4. Please please please RT selectively. I understand that some people tweet more than others, so they are likely to retweet more than others, that’s grand. However, some people appear to have a ratio of retweet to tweet of about 10:1. At some level I have no problem with that, after all it’s up to you, but then I fundamentally question what value you have to add and again the list of people I’ve unfollowed due to them flooding my stream with RTs is quite long. Please guys, as in life, you’re way more interesting when you add an original contribution or thought or discussion – each and every person out there has something to offer and something new to bring to the conversation, so please take time to share your perspective not just to recycle someone else’s opinion.
5. Personally I prefer to know you…yes you. I have been told several times that people can’t believe how honest and open I am on twitter and in my blog. I love that compliment but I also find it odd….I can’t be arsed to be anything but me, there are some things I wont talk about because I don’t think it’s professional or fair, there are some things I don’t think are ‘mine’ to discuss, but on the whole I’ll be as honest and open on line as I will off line….which for those of you who have met me is fairly bluntly honest 😉 I also much prefer people who are true to themselves, so come on people be yourselves, it makes twitter (and life) way more interesting.
So that’s about it, I could go on but I’m not sure it’s really that interesting…but then see point 5 and point 2…this is me.
So what has changed as a result of twitter? Well everything and nothing. I guess the single greatest impact is that I have met people who I probably would not have met without twitter – or perhaps I would have met them but I would have been unlikely to have a way to keep in touch with them.

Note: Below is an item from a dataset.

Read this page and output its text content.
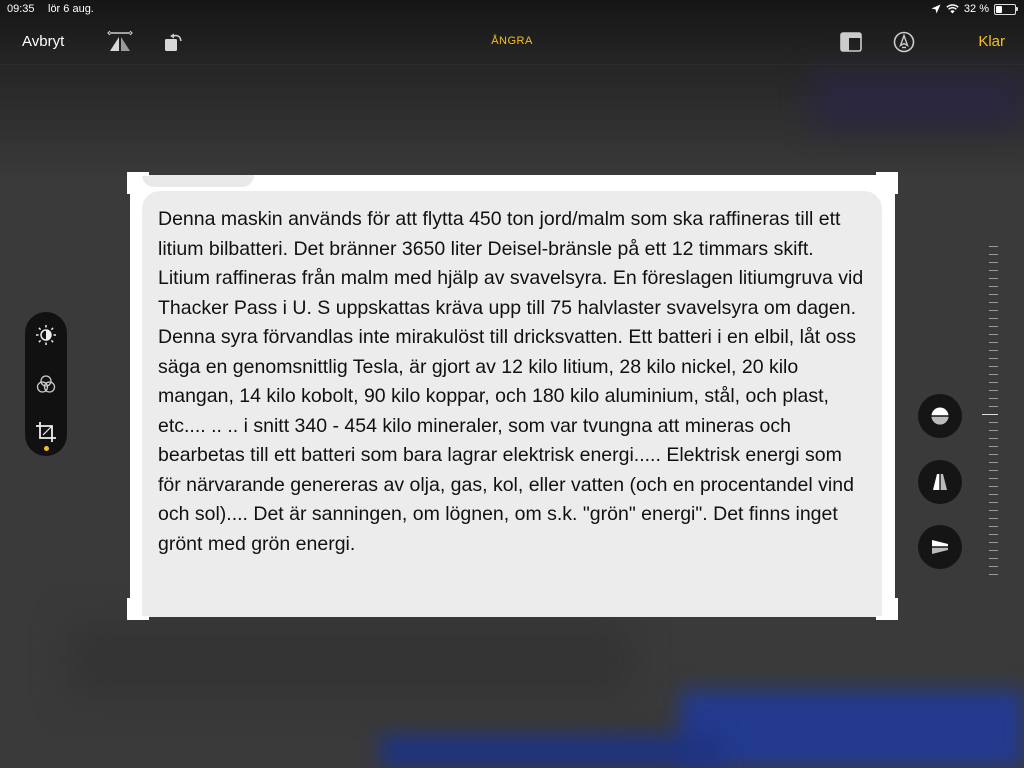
09:35 lör 6 aug.	32 %
Avbryt	ÅNGRA	Klar

Denna maskin används för att flytta 450 ton jord/malm som ska raffineras till ett litium bilbatteri. Det bränner 3650 liter Deisel-bränsle på ett 12 timmars skift. Litium raffineras från malm med hjälp av svavelsyra. En föreslagen litiumgruva vid Thacker Pass i U. S uppskattas kräva upp till 75 halvlaster svavelsyra om dagen. Denna syra förvandlas inte mirakulöst till dricksvatten. Ett batteri i en elbil, låt oss säga en genomsnittlig Tesla, är gjort av 12 kilo litium, 28 kilo nickel, 20 kilo mangan, 14 kilo kobolt, 90 kilo koppar, och 180 kilo aluminium, stål, och plast, etc.... .. .. i snitt 340 - 454 kilo mineraler, som var tvungna att mineras och bearbetas till ett batteri som bara lagrar elektrisk energi..... Elektrisk energi som för närvarande genereras av olja, gas, kol, eller vatten (och en procentandel vind och sol).... Det är sanningen, om lögnen, om s.k. "grön" energi". Det finns inget grönt med grön energi.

On a personal and a professional level I have developed my networks, I have made new friends and acquaintances, I consider that I have a greater pool of people to ask for advice or support, I guess (at risk of sounding cheesy) I feel more connected. So I guess that’s a big fat success as far as I’m concerned.
Thanks to each and every one of you who has made the last two years such a blast. You’re all awesome. Tweet you soon.